The wave number of the first emission line in the Balmer series of H-Spectrum is : (R = Rydberg constant)

The wave number for a spectral line in the hydrogen spectrum is given by the Rydberg formula:

$$\bar{\nu} = R \left( \frac{1}{n_1^2} - \frac{1}{n_2^2} \right)$$

where $$\bar{\nu}$$ is the wave number, $$R$$ is the Rydberg constant, $$n_1$$ is the lower energy level, and $$n_2$$ is the higher energy level.

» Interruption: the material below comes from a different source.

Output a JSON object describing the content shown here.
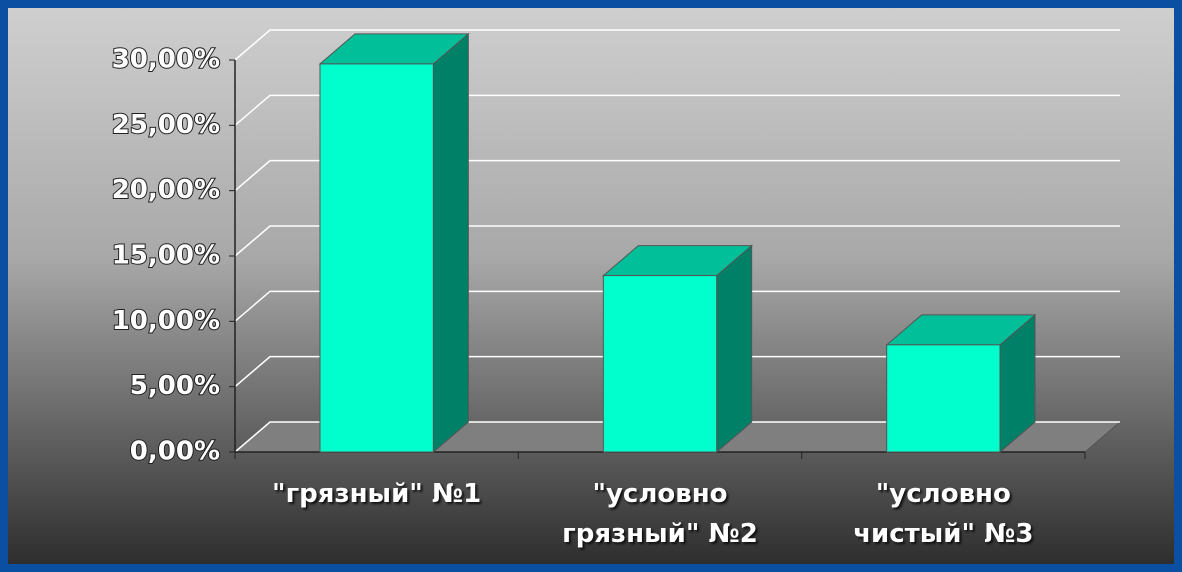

For the Balmer series, the electron transitions end at the $$n = 2$$ level. Therefore, $$n_1 = 2$$. The first emission line corresponds to the smallest energy transition, which is from the next higher level, $$n_2 = 3$$, down to $$n_1 = 2$$.

Substituting $$n_1 = 2$$ and $$n_2 = 3$$ into the formula:

$$\bar{\nu} = R \left( \frac{1}{2^2} - \frac{1}{3^2} \right)$$

Calculate the squares: $$2^2 = 4$$ and $$3^2 = 9$$, so:

$$\bar{\nu} = R \left( \frac{1}{4} - \frac{1}{9} \right)$$

To subtract these fractions, find a common denominator. The least common multiple of 4 and 9 is 36. Rewrite each fraction:

$$\frac{1}{4} = \frac{9}{36}, \quad \frac{1}{9} = \frac{4}{36}$$

Now subtract:

$$\frac{9}{36} - \frac{4}{36} = \frac{5}{36}$$

Therefore:

$$\bar{\nu} = R \times \frac{5}{36} = \frac{5}{36}R$$

Comparing with the options, $$\frac{5}{36}R$$ corresponds to option A.

Hence, the correct answer is Option A.